60. Of the superior orders in the celestial hierarchy – of those, that is, who, being Gods and Archangels, are to the Supreme Spirit as the seven rays of the prism are to light, and the seven notes of the scale are to sound – the knowledge appertains to the Greater Mysteries, and is reserved for those who have fulfilled the conditions requisite for initiation therein. Of those conditions the first is the complete renunciation of a diet of flesh, the reason being fourfold – spiritual, moral, intellectual and physical – according to the fourfold constitution of man.
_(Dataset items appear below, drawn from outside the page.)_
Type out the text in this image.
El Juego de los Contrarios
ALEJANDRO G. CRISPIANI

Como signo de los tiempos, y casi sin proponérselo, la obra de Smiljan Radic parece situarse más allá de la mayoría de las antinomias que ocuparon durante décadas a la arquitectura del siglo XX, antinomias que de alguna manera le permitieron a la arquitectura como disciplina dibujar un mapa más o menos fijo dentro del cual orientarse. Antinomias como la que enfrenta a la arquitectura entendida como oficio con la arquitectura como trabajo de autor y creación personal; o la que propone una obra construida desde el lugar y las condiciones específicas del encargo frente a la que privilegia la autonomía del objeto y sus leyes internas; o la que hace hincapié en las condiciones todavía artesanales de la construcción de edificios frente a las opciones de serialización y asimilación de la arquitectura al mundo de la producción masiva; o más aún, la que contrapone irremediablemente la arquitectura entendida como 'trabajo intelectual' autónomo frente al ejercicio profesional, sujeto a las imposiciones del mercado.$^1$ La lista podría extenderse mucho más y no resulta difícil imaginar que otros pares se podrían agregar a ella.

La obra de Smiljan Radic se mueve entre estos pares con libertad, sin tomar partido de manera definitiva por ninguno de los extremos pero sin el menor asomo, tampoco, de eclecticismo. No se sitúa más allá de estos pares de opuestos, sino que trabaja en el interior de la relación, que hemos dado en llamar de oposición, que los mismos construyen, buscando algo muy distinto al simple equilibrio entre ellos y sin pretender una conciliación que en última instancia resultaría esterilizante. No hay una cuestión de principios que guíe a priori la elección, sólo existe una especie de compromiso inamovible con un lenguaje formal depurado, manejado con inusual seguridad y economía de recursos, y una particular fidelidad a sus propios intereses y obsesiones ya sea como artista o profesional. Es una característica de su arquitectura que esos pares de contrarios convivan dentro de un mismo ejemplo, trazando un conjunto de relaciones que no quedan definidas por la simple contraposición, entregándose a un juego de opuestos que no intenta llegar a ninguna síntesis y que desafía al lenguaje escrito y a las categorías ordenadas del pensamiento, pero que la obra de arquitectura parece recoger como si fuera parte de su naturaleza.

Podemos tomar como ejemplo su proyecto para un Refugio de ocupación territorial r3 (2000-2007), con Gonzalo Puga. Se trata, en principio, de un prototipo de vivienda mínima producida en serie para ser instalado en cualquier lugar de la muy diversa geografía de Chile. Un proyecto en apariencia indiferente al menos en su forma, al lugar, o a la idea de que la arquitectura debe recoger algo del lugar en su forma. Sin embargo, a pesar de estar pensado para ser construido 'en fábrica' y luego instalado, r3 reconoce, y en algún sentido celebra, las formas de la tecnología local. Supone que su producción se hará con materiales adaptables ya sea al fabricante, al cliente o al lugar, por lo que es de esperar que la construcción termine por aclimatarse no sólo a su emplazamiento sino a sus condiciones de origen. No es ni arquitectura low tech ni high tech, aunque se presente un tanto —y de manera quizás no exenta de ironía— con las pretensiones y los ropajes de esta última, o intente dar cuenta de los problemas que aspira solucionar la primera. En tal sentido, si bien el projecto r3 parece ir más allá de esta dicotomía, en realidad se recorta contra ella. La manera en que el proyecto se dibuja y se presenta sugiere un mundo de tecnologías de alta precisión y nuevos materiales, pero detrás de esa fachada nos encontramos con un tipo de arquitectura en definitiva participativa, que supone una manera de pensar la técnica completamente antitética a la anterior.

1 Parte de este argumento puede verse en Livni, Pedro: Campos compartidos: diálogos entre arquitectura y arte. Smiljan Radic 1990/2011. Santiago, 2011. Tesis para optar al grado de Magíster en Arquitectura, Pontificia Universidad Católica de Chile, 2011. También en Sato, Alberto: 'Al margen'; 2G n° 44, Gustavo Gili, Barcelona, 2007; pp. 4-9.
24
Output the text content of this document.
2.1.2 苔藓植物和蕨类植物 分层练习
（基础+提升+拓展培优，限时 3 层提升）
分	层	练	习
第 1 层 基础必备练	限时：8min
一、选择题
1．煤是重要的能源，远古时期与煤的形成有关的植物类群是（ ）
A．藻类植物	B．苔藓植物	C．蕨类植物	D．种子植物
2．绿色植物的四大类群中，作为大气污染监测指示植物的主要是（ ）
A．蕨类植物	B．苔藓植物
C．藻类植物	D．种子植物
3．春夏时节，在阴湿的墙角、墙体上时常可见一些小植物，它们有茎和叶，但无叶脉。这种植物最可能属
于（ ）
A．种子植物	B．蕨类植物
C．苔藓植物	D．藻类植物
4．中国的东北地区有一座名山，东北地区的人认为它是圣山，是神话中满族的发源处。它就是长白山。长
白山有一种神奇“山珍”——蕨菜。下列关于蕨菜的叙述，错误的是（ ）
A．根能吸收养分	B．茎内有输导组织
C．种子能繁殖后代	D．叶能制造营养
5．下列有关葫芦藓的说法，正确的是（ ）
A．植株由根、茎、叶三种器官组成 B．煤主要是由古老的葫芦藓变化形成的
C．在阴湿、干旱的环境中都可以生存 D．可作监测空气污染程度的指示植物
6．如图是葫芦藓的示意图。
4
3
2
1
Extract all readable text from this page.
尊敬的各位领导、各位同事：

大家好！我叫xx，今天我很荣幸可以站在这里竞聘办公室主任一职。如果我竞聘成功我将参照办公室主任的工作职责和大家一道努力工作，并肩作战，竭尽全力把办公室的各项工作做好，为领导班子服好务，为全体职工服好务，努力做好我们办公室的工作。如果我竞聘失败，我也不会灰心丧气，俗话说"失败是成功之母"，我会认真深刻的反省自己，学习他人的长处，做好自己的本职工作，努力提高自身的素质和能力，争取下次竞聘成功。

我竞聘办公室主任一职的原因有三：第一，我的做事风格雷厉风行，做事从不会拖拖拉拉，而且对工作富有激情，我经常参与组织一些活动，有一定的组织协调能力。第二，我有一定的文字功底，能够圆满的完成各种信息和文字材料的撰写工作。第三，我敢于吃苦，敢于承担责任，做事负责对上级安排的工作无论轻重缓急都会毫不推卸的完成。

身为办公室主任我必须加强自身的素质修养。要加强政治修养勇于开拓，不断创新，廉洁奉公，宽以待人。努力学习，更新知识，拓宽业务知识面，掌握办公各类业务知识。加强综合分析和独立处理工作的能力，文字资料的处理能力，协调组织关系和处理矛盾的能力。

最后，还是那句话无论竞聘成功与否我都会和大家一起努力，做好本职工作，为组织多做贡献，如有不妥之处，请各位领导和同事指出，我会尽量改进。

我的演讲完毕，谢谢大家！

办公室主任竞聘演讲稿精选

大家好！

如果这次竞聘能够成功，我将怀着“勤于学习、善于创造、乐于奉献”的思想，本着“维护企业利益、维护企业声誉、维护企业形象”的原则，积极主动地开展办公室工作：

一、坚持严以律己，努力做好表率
This is imperative. Man cannot receive, the Gods will not impart the mysteries of the Kingdom of Heaven on other terms. The conditions are God’s; the will is with man. (1)

 

 

FOOTNOTES

 

(64:1) This lecture was written by Edward Maitland mainly from Illuminations received by Anna Kingsford; and was delivered by him on Wednesday the 1st. June, 1881 (Life of A.K., vol. ii., pp. 17, 33).

(69:1) See C.W.S., part ii., No. xv., p. 275.

(73:1) See C.W.S., part i., No. xl., p. 156.

(89:1) Paragraphs 52 to 58 were on the 28th May, 1881, received by Anna Kingsford in sleep “while she was writing the lecture on the Atonement” (Life of A.K., vol. ii., pp. 12-14; C.W.S., part i., No. xiv., p. 64).

(90:1) Respecting the complete, final recovery of memory, see C.W.S., part i., No. xl., p. 156.

(93:1) See C.W.S., part i., No. ii., pp. 5-8.